With the waters having peaked and now beginning to subside, and with the clean-up starting, there are now calls being made for a full-scale inquiry into the reasons for the Brisbane flood disaster. Initially, they have comes from the blog Regionalstates, which has been picked up and developed by Jo Nova, with significant input from her readers' comments – demonstrating yet again the value of a properly organised comments section (or forum).
The attention falls on the management of the largest dam in the region, the Wivenhoe dam (pictured above). This was built in 1984, as a direct response to the 1974 record flooding which inundated much of Brisbane. And, at the time, premier Joh Bjelke-Petersen said the dam would mean the floods of 1974 would never happen again.
The current claim is that the water authority mismanaged the water flows from the dam, waiting until after last weekend, when the dam was near overflowing, before releasing water – thereby adding to the natural peaks. By this means, the flood, which the dam was designed to prevent, was actually caused by the dam managers, which would make it a man-made disaster.

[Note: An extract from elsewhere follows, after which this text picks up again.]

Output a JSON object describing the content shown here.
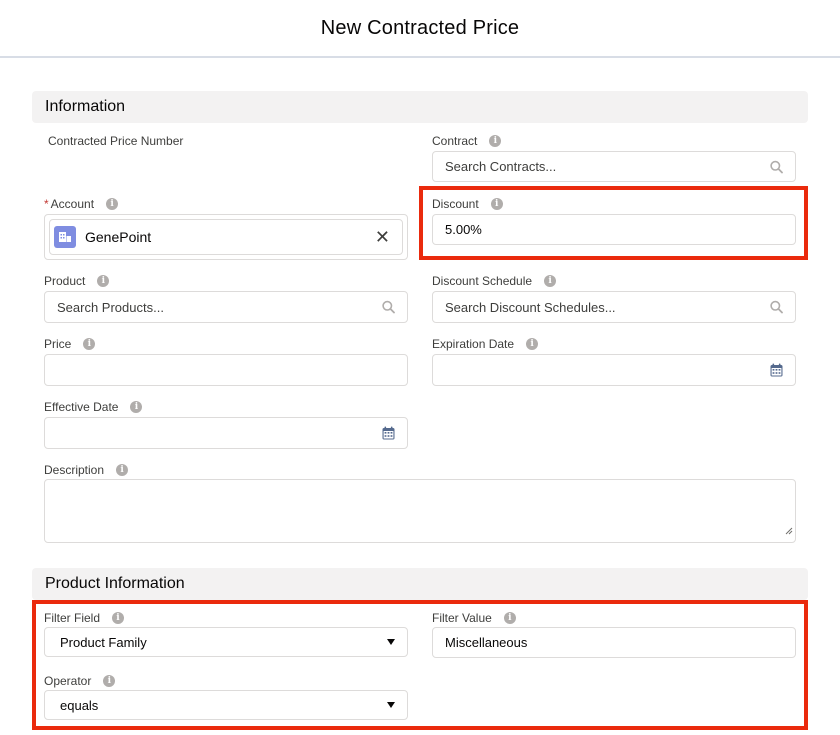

Regionalstates is asserting that controlled releases of water from the dam over the weekend, before the volume in the dam had peaked and when there was only low level flooding in Brisbane, could have avoided the situation later in the week. By then, with flooding at a higher level, the dam was at risk of overflowing, forcing a massive release which added to the peak flows at just the wrong time.
However, it is not just bloggers who are making the running. Brisbane Lord Mayor Campbell Newman wants a judicial-style inquiry into the flood disaster, and appears to be gunning for the state premier, Anna Bligh. She may well be in the frame, because the roots of this disaster could go back to last spring. Local pundit Cameron Reilly points to her insistence on maintaining water conservation measures, even though dams were then at peak storage capacity.
As Brendan O'Neil remarks, the obsession with global warming may well, therefore, have contributed to the floods. In particular, it may have influenced decisions on water levels maintained in dams and release policies. Better planning, suggests Reilly, might have allowed the water company to keep less reserves in the dams in the lead up to summer, which would have meant smaller releases during this current crisis.
Given that, despite all this, the actual peak of the Brisbane River scraped in just under the 1974 peak - surprising most of the experts, as the general consensus for the previous few days had been that it would exceed the 1974 peak – there do seem to be strong grounds for a full inquiry as to the causes of the disaster.